Infine, può essere miscelato con oli di semi, come quello di girasole, che essendo ricchi di grassi insaturi bilanciano la presenza di quelli saturi».
Il vero problema sono i grassi saturi
L’olio di palma è considerato nocivo per la salute per i suoi grassi saturi, sostanze presenti in tanti altri alimenti, che molti studi collegano a un maggior rischio cardiovascolare. Ne contiene infatti un’alta percentuale, circa il 50%: quasi come il burro (51%), molto meno dell’olio di cocco (92%) e di palmisto (81,5%), ma decisamente di più dell’olio di oliva (15%) e girasole (12%).
Va anche precisato che «i grassi saturi hanno lo stesso effetto qualsiasi sia la fonte da cui provengono: quelli dell’olio di palma non sono cioè migliori o peggiori di quelli del burro, delle carni o dei formaggi», spiega Laura Rossi, nutrizionista del Centro di ricerca per gli alimenti e la nutrizione (Cra-Nut).

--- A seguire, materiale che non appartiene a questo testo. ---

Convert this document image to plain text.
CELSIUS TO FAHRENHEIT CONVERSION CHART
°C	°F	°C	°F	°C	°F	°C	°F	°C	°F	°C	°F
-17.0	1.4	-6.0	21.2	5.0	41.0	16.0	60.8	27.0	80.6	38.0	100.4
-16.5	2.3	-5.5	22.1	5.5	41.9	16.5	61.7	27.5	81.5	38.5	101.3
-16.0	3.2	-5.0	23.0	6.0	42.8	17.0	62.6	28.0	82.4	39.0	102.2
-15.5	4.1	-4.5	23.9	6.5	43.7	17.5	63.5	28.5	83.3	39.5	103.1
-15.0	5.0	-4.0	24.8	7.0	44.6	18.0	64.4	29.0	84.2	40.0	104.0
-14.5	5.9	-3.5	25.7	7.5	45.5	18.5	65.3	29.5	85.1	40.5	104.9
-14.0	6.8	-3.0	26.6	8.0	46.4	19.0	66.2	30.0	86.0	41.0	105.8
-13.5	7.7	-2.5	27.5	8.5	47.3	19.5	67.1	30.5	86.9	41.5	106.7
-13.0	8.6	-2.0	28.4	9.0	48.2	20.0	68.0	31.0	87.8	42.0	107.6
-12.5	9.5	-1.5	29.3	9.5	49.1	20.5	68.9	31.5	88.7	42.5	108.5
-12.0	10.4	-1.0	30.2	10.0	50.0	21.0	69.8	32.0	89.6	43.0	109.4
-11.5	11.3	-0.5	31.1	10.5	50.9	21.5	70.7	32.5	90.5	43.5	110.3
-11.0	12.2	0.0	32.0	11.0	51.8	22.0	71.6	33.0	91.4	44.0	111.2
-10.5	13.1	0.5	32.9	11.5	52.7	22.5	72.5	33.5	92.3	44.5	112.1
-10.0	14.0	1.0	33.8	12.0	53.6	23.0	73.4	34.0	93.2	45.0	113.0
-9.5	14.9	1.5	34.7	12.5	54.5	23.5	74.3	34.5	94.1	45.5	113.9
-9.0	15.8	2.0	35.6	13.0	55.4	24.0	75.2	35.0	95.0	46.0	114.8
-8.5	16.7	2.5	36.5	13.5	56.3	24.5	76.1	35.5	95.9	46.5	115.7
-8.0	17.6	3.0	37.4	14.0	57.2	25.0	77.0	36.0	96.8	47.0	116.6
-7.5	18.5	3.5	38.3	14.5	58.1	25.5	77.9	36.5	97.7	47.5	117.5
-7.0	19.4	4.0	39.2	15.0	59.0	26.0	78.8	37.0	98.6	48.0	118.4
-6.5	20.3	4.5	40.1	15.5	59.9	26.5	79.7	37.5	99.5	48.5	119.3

Non ci sono quindi evidenze scientifiche che confermino la tesi secondo cui l’olio di palma è responsabile dell’aumento del rischio cardiovascolare più degli altri grassi (vegetali e non). «È la conclusione cui siamo giunti anche noi, analizzando 51 studi che confrontavano una dieta comprendente l’olio di palma, con una di uguale apporto energetico, ma altri tipi di grassi», rivela Elena Fattore, responsabile dell’Unità di valutazione del rischio degli inquinanti ambientali dell’Istituto Mario Negri di Milano.
Come ci dobbiamo regolare
«Un alimento va valutato nell’insieme», dice Piretta. «Non me la sentirei di consigliare a una persona sana di eliminare i formaggi per ridurre i grassi saturi, perché, apportano anche proteine nobili e calcio».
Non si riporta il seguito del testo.